I’ve always had an insatiable appetite for scary stories. As a child, I was especially fond of urban legends: alligators populating city sewers via toilets, travelers waking up one kidney short in a bathtub of ice and of course, the woman who didn’t realize there was a homicidal maniac hiding in the backseat of her car.
Urban legends tend to stick with you. The good ones strike the perfect balance between inconceivably terrifying and yet concerningly relatable. The most compelling urban legends are usually cautionary tales — painful reminders of a worst-case scenario resulting from a friend of a friend’s failure to stay vigilant about what’s going on inside her own car.
Cybersecurity warnings can have a similar chilling effect.

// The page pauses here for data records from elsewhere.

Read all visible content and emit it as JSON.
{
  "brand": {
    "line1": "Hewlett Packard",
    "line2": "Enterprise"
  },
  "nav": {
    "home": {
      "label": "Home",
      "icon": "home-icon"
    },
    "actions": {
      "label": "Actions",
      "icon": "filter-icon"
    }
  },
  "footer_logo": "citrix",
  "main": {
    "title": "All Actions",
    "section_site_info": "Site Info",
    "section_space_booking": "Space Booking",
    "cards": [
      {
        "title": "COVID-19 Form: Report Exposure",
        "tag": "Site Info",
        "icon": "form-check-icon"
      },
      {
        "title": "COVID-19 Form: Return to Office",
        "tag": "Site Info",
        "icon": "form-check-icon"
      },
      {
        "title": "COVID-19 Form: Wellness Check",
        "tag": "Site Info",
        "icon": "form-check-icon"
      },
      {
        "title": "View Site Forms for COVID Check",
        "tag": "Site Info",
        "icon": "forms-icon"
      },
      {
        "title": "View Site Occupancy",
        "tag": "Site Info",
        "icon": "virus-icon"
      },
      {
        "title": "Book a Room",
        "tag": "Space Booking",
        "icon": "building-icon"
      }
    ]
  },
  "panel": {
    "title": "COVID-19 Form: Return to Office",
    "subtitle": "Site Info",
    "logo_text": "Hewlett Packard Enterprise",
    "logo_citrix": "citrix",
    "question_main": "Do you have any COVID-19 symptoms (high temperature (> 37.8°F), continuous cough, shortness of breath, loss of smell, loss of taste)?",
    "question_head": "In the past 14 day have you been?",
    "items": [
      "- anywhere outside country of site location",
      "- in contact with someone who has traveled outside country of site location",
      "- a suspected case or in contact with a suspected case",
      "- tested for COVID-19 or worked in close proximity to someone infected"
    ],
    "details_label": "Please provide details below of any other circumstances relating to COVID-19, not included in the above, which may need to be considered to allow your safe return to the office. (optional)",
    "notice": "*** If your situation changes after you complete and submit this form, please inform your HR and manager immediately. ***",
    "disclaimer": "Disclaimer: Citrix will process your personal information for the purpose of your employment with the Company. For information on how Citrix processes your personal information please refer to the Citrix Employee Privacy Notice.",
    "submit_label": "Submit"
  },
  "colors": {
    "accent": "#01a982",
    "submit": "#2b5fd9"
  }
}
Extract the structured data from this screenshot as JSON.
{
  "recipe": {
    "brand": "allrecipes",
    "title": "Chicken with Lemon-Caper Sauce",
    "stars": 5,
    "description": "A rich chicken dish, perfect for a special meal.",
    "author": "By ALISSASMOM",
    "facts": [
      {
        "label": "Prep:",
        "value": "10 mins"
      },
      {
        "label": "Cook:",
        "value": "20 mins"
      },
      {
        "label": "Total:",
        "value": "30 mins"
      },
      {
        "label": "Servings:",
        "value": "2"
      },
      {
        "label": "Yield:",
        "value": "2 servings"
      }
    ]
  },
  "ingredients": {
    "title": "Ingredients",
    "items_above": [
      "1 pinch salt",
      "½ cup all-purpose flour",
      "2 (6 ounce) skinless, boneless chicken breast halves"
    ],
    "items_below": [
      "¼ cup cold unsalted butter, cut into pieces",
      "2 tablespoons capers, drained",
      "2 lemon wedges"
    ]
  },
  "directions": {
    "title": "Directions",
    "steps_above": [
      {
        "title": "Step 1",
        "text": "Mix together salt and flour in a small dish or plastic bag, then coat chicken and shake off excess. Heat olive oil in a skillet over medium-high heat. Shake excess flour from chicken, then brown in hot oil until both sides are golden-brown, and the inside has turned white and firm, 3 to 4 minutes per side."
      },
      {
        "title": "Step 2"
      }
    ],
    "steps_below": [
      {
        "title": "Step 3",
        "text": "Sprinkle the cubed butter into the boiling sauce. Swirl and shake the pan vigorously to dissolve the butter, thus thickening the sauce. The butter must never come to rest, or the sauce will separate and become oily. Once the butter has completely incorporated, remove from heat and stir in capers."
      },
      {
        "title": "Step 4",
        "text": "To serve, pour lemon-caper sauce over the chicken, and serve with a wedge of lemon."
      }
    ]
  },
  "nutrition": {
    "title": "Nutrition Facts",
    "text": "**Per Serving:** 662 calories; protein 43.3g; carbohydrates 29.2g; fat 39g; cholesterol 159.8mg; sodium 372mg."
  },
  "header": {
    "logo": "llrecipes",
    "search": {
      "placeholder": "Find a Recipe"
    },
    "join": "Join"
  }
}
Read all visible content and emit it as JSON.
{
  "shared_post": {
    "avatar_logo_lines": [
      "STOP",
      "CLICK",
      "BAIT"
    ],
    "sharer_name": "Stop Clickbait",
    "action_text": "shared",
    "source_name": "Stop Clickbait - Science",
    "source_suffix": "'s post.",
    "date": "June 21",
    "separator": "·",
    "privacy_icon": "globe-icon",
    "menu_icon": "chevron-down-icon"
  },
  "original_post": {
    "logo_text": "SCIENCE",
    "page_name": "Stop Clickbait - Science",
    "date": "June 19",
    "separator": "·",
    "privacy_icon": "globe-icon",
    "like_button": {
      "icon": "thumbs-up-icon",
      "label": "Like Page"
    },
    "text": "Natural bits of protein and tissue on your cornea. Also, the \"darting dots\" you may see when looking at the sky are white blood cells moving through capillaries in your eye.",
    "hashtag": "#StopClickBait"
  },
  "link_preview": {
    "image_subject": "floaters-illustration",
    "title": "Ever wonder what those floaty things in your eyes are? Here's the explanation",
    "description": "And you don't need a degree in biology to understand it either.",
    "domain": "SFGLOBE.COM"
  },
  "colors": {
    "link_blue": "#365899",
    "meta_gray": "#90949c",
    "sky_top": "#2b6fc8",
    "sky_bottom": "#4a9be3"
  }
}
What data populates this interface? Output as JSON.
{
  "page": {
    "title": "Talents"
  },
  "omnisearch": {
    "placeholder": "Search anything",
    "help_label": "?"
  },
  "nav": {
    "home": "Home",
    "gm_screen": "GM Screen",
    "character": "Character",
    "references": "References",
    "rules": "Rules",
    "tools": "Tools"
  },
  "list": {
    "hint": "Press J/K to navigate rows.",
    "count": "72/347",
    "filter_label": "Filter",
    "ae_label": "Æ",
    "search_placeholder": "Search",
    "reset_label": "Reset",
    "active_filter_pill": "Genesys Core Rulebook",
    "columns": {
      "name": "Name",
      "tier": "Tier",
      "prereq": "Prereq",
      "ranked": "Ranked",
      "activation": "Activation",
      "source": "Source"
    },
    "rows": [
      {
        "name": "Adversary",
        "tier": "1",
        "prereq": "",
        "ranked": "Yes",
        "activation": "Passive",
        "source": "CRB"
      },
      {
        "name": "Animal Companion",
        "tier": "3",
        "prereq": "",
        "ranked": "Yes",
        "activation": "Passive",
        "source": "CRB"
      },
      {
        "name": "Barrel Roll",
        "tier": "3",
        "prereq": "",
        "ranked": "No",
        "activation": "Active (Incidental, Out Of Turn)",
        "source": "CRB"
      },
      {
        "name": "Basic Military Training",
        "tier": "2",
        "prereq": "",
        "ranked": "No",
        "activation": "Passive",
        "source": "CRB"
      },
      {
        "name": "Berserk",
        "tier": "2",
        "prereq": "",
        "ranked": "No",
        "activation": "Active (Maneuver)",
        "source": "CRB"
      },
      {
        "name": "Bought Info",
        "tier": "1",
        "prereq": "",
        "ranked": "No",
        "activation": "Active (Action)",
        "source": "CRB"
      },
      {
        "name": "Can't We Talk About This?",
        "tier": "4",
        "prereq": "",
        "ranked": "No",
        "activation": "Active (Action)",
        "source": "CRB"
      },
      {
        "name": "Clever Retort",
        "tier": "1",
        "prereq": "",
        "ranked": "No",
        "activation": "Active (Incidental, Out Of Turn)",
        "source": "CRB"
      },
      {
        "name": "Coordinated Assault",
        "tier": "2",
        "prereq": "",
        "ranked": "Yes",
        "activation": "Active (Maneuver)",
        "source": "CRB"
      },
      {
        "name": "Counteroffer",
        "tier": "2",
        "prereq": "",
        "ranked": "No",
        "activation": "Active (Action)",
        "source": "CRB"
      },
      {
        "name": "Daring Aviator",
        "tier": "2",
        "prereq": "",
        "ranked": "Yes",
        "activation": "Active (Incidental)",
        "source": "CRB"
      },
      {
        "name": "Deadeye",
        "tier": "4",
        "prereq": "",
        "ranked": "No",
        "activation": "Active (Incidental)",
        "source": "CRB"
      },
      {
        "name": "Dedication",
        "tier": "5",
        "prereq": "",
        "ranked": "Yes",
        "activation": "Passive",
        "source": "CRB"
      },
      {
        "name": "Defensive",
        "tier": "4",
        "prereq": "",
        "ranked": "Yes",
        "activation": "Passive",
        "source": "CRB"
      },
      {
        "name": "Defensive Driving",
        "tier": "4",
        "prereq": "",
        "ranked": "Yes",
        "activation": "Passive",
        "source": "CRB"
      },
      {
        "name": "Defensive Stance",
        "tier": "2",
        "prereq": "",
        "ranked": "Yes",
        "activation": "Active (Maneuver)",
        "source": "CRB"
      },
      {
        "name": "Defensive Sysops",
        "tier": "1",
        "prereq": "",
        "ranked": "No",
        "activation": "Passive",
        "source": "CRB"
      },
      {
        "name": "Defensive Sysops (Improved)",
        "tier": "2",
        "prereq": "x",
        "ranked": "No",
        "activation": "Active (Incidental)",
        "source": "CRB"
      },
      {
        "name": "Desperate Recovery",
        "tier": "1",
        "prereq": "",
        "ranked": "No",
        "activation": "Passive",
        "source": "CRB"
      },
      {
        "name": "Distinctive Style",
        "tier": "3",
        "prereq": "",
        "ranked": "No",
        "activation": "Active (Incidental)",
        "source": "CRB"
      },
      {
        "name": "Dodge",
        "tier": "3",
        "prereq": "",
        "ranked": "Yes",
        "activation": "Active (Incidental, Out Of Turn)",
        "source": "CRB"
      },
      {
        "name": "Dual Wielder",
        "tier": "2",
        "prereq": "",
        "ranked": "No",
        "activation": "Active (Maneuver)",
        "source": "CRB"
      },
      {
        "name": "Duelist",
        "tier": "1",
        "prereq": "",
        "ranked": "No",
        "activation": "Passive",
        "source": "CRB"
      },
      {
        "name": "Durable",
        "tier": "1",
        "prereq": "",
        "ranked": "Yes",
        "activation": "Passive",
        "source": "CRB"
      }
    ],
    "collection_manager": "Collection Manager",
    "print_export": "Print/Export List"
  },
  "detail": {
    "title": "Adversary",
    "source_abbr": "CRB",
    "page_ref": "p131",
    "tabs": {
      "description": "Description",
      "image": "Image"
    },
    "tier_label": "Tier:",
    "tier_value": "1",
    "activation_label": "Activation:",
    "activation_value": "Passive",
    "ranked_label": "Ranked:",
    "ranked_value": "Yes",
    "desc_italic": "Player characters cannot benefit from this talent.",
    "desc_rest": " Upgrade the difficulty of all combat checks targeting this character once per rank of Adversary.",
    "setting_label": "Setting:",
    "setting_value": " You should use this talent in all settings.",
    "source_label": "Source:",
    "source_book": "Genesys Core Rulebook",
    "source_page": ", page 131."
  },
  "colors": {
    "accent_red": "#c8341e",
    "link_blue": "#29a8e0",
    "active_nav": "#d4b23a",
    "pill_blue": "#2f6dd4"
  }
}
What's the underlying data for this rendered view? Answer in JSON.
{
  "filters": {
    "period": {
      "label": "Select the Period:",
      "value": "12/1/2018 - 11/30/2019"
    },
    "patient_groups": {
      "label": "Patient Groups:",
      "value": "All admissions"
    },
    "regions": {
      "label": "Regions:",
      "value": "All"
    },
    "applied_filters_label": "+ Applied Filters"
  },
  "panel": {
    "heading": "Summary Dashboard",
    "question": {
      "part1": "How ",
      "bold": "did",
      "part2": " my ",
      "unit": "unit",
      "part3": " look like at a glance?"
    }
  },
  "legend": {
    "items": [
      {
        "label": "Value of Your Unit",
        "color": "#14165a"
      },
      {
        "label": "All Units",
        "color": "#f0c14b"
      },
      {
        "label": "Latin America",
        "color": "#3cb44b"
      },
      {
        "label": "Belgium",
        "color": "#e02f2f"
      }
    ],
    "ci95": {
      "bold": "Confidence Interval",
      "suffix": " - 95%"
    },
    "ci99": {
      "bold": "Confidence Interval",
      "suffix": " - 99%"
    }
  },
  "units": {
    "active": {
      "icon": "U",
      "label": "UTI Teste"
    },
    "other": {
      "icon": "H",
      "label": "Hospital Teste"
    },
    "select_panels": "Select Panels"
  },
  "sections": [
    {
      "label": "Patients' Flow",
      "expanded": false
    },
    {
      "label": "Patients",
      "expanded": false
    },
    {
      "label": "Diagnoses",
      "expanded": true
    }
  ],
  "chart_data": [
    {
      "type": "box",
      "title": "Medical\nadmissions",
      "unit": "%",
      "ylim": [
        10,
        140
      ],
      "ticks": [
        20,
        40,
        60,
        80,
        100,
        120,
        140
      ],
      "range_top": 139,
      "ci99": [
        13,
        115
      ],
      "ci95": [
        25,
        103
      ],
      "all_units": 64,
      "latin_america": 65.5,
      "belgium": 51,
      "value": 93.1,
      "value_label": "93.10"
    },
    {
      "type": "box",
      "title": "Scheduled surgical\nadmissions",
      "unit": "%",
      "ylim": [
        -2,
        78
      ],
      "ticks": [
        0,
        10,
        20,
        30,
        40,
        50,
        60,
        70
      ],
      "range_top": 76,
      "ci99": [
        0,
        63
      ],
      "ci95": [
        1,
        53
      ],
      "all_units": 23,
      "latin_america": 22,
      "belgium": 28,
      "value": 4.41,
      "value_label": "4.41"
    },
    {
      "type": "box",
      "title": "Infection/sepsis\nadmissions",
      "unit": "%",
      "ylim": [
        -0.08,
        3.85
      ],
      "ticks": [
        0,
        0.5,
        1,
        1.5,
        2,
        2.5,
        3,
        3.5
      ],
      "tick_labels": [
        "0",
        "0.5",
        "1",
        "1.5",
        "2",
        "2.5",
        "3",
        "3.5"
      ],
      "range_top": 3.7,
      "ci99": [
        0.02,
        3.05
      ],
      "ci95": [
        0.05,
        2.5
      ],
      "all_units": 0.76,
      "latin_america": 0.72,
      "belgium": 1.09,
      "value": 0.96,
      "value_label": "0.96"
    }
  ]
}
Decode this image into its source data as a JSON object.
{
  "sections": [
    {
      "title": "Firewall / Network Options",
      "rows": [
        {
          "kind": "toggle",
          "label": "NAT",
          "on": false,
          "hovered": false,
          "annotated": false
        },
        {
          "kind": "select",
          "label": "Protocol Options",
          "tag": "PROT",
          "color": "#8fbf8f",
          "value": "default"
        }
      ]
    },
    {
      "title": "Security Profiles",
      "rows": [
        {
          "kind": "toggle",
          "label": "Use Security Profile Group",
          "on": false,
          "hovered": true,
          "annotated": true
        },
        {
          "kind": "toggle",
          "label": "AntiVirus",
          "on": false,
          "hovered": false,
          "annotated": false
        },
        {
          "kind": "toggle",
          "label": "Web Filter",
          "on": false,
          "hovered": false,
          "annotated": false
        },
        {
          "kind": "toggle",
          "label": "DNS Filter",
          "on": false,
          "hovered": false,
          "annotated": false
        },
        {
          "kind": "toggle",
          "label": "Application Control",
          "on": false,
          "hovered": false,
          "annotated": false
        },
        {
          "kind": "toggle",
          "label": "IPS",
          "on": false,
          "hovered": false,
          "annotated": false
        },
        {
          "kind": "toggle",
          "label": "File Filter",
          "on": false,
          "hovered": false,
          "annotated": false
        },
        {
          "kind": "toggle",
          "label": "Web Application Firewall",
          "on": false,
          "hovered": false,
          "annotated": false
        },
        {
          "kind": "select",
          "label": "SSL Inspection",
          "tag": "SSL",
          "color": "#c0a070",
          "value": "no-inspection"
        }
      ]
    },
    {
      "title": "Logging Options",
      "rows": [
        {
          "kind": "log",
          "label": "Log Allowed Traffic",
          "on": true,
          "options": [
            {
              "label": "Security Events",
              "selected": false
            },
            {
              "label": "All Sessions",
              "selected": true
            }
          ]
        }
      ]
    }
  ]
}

Back in 2012, then-Defense Secretary Leon Panetta gave a particularly dire speech, warning that cyberattacks had the potential to cripple the nation’s power grid, transportation system, financial networks and government.
“A cyberattack perpetrated by nation states or violent extremist groups could be as destructive as the terrorist attack of 9/11,” Panetta said during his speech at the Intrepid Sea, Air and Space Museum in New York. He warned that such groups could “derail trains loaded with lethal chemicals,” “contaminate the water supply in major cities” or “shut down the power grid across large parts of the country.”
Scenarios like those could prompt even the bravest of security professionals to sleep with the cyberlights on.
Yet, the cybersecurity field has always had a bit of a reputation for alarmism and threat inflation, consistently warning of the potential for catastrophic events. But cybersecurity experts’ affinity for doomsday talk doesn’t mean warnings should be haphazardly flushed like unwanted baby alligators.
Urban legends with the most staying power offer some level of plausibility in their threats. The “killer in the backseat” story has been kicking around in different forms since the 1960s. Despite the fact that the chances of being murdered in your own car by a serial killer are pretty low, muggings and car jackings are very real crimes and women, especially women alone at night, assume an inflated risk of such crimes.
While cybersecurity warnings can at times be hyperbolized, the threats are very real for pharma. As you’ll read in this month’s cover story, the pandemic has brought with it a 50% uptick in cyberattacks on the bio/pharma industry. Not only are attacks becoming more frequent — pharma companies are fending off multiple attacks on a daily basis — they are more targeted and sophisticated. And if you don’t want to take the word of private cybersecurity companies, look no further than the FBI, the Department of Homeland Security, INTERPOL or the United Nations — all of which have been flashing their metaphorical high beams to warn pharma of lurking predators.
Though the pharma industry has placed a collective foot on the accelerator to get vaccines and treatments into the hands of patients as quickly as possible during a global pandemic, the industry’s continued efforts to stay aware of who is coming along for the ride are more vital than ever — and will help everyone sleep more soundly at night.